Labeling Decision about “Best if Used By” date label
Except for infant formula, product dating is not required by Federal regulations. Food manufacturers frequently use a variety of phrases, such as “Sell-by” and “Use-by” on product labels to describe quality dates on a voluntary basis. The use of different phrases to describe quality dates has caused consumer confusion and has led to the disposal of food that is otherwise wholesome and safe because it is past the date printed on the package.
FSIS is changing its guidance to recommend the use of “Best if Used By” because research shows that this phrase is easily understood by consumers as an indicator of quality, rather than safety.
USDA estimates that 30% of food is lost or wasted at the retail and consumer level. This new guidance builds on other recent changes FSIS has made to facilitate food donation and reduce food waste. In January 2016, FSIS issued Directive 7020.1, which made it easier for companies to donate products that have minor labeling errors, such as an incorrect net weight. FSIS has also begun recognizing food banks as “retail-type” establishments, which allows food banks (under certain circumstances) to break down bulk shipments of federally-inspected meat or poultry products, wrap or rewrap those products, and label the products for distribution to consumers. In 2016, FSIS enabled 2.6 million pounds of manufacturer donations.

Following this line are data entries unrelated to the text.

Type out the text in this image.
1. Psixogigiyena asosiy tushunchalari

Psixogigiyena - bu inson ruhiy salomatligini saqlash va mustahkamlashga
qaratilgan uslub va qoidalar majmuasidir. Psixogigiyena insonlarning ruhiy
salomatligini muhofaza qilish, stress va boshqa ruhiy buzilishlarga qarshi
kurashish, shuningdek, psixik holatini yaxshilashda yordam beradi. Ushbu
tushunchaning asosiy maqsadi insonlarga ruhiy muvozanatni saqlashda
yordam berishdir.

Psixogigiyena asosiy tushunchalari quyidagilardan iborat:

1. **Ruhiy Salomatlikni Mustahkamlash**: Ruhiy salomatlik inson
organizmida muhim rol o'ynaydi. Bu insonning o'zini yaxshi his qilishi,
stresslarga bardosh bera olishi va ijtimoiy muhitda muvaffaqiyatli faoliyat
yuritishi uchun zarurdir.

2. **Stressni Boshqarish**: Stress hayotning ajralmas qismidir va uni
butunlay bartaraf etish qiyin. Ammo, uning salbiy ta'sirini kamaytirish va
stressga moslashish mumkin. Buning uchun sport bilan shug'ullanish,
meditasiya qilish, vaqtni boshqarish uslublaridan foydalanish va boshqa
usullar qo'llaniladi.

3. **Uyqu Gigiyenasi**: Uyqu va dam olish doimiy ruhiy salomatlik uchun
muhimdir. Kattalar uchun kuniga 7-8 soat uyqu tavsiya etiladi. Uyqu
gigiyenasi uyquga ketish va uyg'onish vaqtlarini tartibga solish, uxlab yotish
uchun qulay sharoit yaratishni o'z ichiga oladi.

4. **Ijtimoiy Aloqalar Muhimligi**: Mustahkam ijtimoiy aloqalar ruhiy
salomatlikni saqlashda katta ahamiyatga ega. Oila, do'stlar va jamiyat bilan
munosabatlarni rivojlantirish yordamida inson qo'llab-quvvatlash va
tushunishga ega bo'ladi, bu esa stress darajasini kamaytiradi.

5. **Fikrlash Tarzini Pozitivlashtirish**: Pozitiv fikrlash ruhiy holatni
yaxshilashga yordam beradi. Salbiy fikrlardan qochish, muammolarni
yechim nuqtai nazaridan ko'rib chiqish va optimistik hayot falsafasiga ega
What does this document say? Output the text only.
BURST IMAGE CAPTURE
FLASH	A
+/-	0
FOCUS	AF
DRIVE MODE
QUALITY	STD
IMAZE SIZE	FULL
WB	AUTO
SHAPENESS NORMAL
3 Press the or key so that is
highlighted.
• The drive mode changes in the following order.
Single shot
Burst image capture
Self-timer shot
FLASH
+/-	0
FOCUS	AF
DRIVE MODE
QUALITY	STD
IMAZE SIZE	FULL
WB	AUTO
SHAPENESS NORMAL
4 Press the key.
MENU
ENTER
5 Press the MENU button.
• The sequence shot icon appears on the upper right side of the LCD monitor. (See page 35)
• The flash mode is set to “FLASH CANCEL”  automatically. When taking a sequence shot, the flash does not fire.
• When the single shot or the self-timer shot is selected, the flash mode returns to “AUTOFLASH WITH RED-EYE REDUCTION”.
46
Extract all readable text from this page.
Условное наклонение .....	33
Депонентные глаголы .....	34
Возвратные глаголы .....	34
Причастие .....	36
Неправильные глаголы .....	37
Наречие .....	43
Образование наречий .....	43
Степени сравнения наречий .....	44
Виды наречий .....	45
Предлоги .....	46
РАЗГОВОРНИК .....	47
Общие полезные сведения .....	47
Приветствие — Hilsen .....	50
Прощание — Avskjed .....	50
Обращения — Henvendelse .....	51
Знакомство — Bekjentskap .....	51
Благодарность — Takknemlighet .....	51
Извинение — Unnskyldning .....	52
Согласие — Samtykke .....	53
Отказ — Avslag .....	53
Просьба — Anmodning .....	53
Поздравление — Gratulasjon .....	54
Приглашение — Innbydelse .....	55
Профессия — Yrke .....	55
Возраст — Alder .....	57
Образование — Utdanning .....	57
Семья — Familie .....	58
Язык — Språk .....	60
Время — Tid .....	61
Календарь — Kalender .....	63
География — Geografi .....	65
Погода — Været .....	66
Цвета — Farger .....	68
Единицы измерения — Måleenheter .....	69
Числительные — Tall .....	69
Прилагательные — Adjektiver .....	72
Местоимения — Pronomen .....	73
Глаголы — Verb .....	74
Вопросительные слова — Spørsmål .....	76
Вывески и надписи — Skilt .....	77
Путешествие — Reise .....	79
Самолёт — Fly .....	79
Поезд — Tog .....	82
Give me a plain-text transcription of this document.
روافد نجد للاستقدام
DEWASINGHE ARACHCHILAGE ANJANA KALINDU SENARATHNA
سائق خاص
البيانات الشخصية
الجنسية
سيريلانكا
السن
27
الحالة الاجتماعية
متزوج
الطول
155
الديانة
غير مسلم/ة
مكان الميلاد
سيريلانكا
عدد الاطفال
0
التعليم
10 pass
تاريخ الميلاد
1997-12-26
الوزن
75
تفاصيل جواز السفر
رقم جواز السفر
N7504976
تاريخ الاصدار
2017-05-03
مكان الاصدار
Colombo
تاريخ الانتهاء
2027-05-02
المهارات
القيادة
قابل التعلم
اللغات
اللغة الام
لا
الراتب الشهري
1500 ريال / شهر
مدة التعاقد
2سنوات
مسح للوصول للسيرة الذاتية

Reducing food loss and waste is core to USDA’s mission. Since 2009, USDA has launched new and ongoing initiatives to reduce food waste. In 2013, USDA the Environmental Protection Agency (EPA) launched the U.S. Food Waste Challenge, creating a platform for leaders and organizations across the food chain to share best practices on ways to reduce, recover, and recycle food loss and waste. In 2015, USDA and EPA set the first-ever national food waste reduction goal of 50% by 2030 to reduce the amount of wasted food in landfills.